In Marsh, the plaintiff’s expert testified that a series of car accidents had caused plaintiff to develop fibromyalgia. The trial court excluded the testimony under Frye as not based on generally accepted scientific principles – the scientific community had not reached any consensus as to whether trauma was capable of inducing fibromyalgia. The court of appeal affirmed, rejecting arguments that the testimony was pure opinion excepted from Frye and that Frye was satisfied. Meanwhile, another District Court of Appeal reached a contrary result in a similar case. The Supreme Court resolved the conflict, finding the testimony was (1) pure opinion not subject to Frye and (2) admissible under Frye in any event.
The pure opinion holding was marred by a prominent internal inconsistency. The Court held that medical causation opinions based on a physician’s review of the patient’s medical history, clinical physical examinations, their own experience, published research, and differential diagnosis is pure opinion testimony not subject to Frye. But in support, the Court cited court of appeal cases emphasizing that the exception applies only when the opinion “is based solely on the expert’s training and experience.”
The holding also eliminated any safeguards against junk science in the vast majority of cases.

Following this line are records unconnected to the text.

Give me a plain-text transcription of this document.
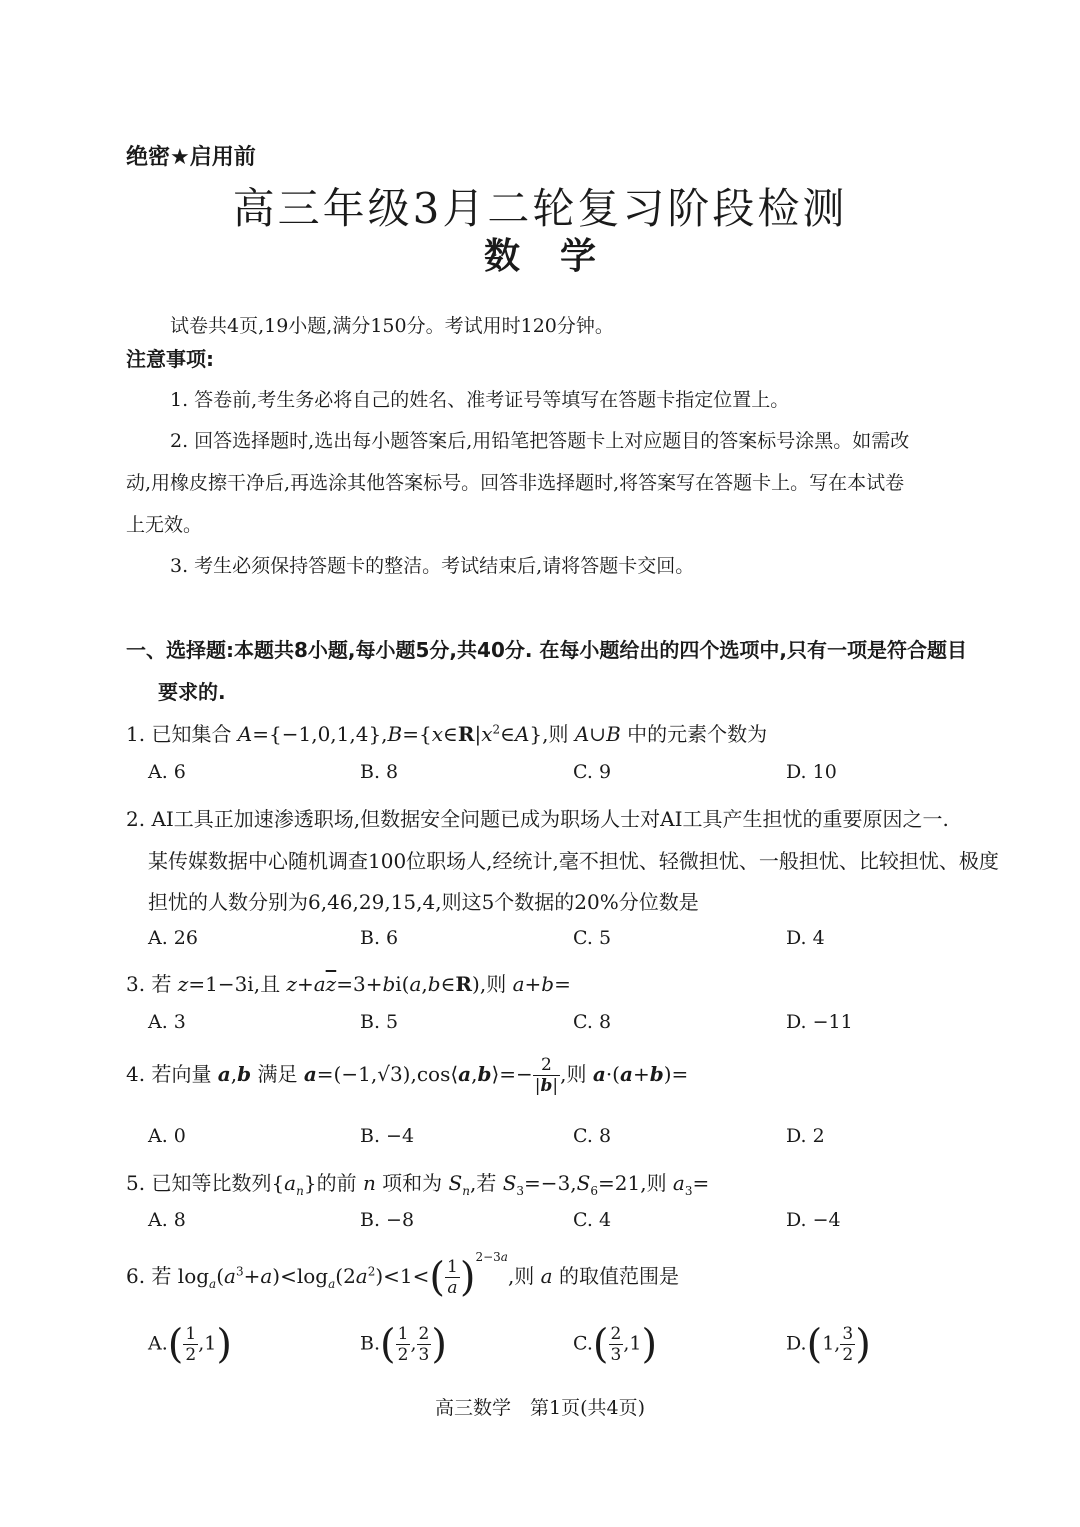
绝密★启用前
高三年级3月二轮复习阶段检测
数学
试卷共4页,19小题,满分150分。考试用时120分钟。
注意事项:
1. 答卷前,考生务必将自己的姓名、准考证号等填写在答题卡指定位置上。
2. 回答选择题时,选出每小题答案后,用铅笔把答题卡上对应题目的答案标号涂黑。如需改
动,用橡皮擦干净后,再选涂其他答案标号。回答非选择题时,将答案写在答题卡上。写在本试卷
上无效。
3. 考生必须保持答题卡的整洁。考试结束后,请将答题卡交回。
一、选择题:本题共8小题,每小题5分,共40分. 在每小题给出的四个选项中,只有一项是符合题目
要求的.
1. 已知集合 $A=\{-1,0,1,4\},B=\{x\in R|x^2\in A\}$,则 A∪B 中的元素个数为
A. 6	B. 8	C. 9	D. 10
2. AI工具正加速渗透职场,但数据安全问题已成为职场人士对AI工具产生担忧的重要原因之一.
某传媒数据中心随机调查100位职场人,经统计,毫不担忧、轻微担忧、一般担忧、比较担忧、极度
担忧的人数分别为6,46,29,15,4,则这5个数据的20%分位数是
A. 26	B. 6	C. 5	D. 4
3. 若 z=1−3i,且 $z+a\overline{z}=3+bi(a,b\in R)$,则 a+b=
A. 3	B. 5	C. 8	D. −11
4. 若向量 a,b 满足 a=(−1,√3),cos⟨a,b⟩=− $\frac{2}{|b|}$ ,则 a·(a+b)=
A. 0	B. −4	C. 8	D. 2
5. 已知等比数列$\{a_n\}$的前 n 项和为 $S_n$,若 $S_3=-3,S_6=21$,则 $a_3=$
A. 8	B. −8	C. 4	D. −4
6. 若 $\log_a(a^3+a)<\log_a(2a^2)<1<( \frac{1}{a} )^{2-3a}$,则 a 的取值范围是
$A.( \frac{1}{2} ,1)$	$B.( \frac{1}{2}$ , $\frac{2}{3}$ )	$C.( \frac{2}{3} ,1)$	D.(1, $\frac{3}{2}$ )
高三数学　第1页(共4页)
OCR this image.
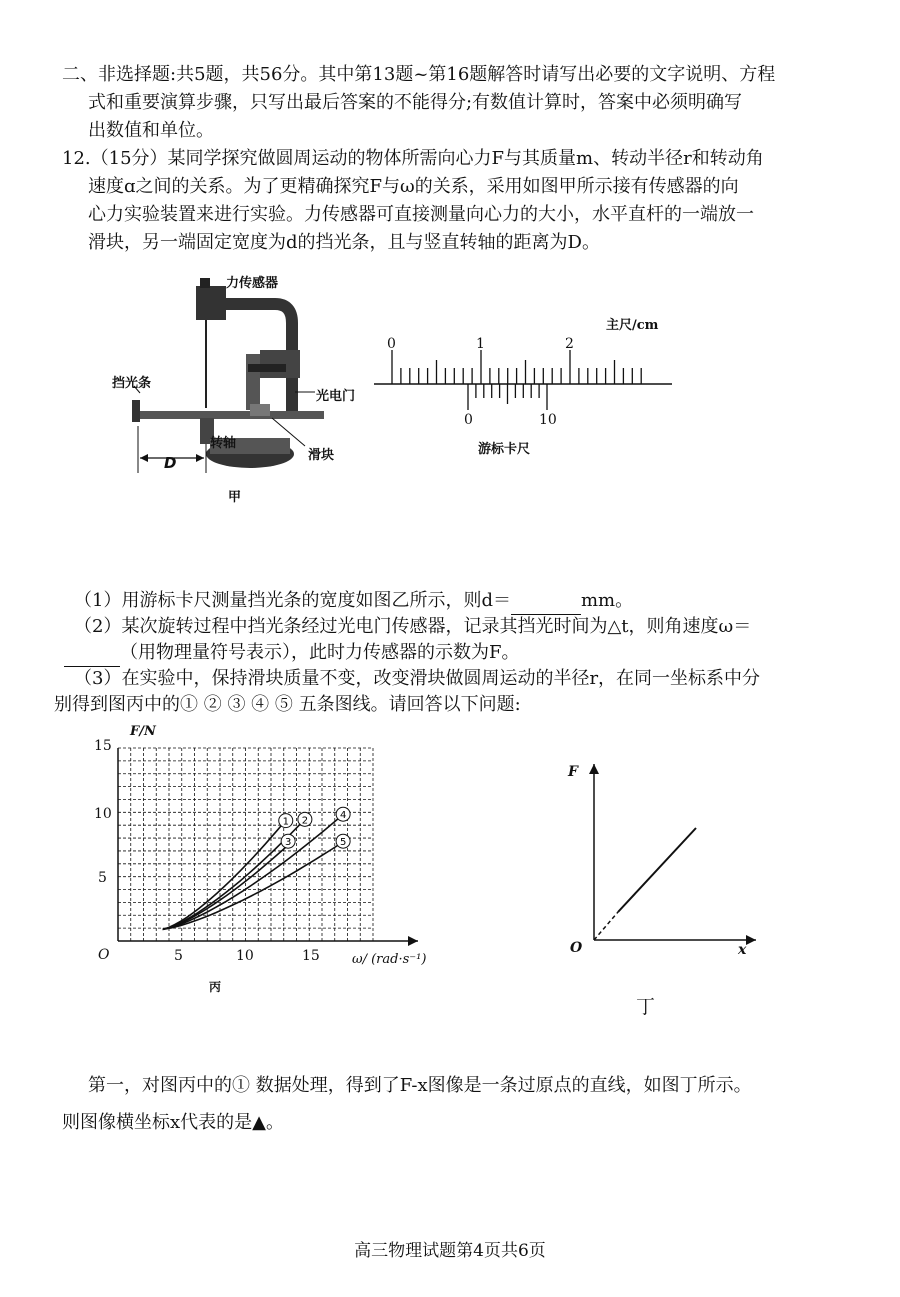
二、非选择题:共5题，共56分。其中第13题~第16题解答时请写出必要的文字说明、方程
式和重要演算步骤，只写出最后答案的不能得分;有数值计算时，答案中必须明确写
出数值和单位。
12.（15分）某同学探究做圆周运动的物体所需向心力F与其质量m、转动半径r和转动角
速度ɑ之间的关系。为了更精确探究F与ω的关系，采用如图甲所示接有传感器的向
心力实验装置来进行实验。力传感器可直接测量向心力的大小，水平直杆的一端放一
滑块，另一端固定宽度为d的挡光条，且与竖直转轴的距离为D。
力传感器
挡光条
光电门
滑块
转轴
D
甲
主尺/cm
0	1	2
0	10
游标卡尺
（1）用游标卡尺测量挡光条的宽度如图乙所示，则d＝	mm。
（2）某次旋转过程中挡光条经过光电门传感器，记录其挡光时间为△t，则角速度ω＝
（用物理量符号表示），此时力传感器的示数为F。
（3）在实验中，保持滑块质量不变，改变滑块做圆周运动的半径r，在同一坐标系中分
别得到图丙中的① ② ③ ④ ⑤ 五条图线。请回答以下问题:
1 2
3
4
5
F/N
ω/ (rad·s⁻¹)
O	5	10	15
15
10
5
丙
F
O	x
丁
第一，对图丙中的① 数据处理，得到了F-x图像是一条过原点的直线，如图丁所示。
则图像横坐标x代表的是▲。
高三物理试题第4页共6页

Even accepting the pure opinion exception’s premise – that an expert relying solely on background, training, and experience can be adequately “analyzed by the jury as it analyzes any other personal opinion or factual testimony by a witness,” and therefore need not be Frye-tested for general acceptance reliability – once the expert claims support in scientific research some form of reliability filter becomes necessary. Thus, without acknowledgment, Marsh substantially expanded the population of cases that would escape any reliability screening, of any type, by broadening “pure opinion” to include testimony relying in part on scientific research.
As to satisfying Frye, the Court decided, in dicta, that the existence of “numerous published articles and studies [that] recognize an association between trauma and fibromyalgia” sufficiently demonstrated the reliability of the underlying principle that trauma can cause fibromyalgia. The Court observed that “a lack of studies conclusively demonstrating a causal link”… “and calls for further research do not preclude admission”; nor does a lack of supporting epidemiology. But the Court ignored the fundamental difference between association and causation and the fundamental nature of a general causation analysis. None of the studies cited – presumably the research relied on by the expert to establish general causation – was a controlled study demonstrating a causal link. The Court’s dicta therefore diluted and distorted the “general acceptance” standard for those rare cases where Fryestill applies.
Two of the justices in the four-justice majority specially concurred, adding that they believed Frye had been superseded by Florida’s adoption of the Evidence Code and effectively replaced by a pure relevance standard. The three dissenters argued that the absence of general acceptance of the general causation premise – that trauma can cause fibromyalgia – precluded both sidestepping and satisfying Frye. Because general causation is a prerequisite for specific causation and a differential diagnosis analysis, a specific causation opinion built upon a disputed general causation premise cannot be deemed a pure opinion. Scientific research inevitably plays a role, and its reliability needs to be assessed. And the lack of consensus on general causation leaves Frye’s general acceptance requirement unsatisfied.
Neither plaintiffs’ attorneys nor the experts they hire are generally stupid, and it soon became apparent that after Marsh they could assure admissibility simply by having the expert raise his/her right hand and say they were applying their expertise, even if their analysis also relied on scientific research.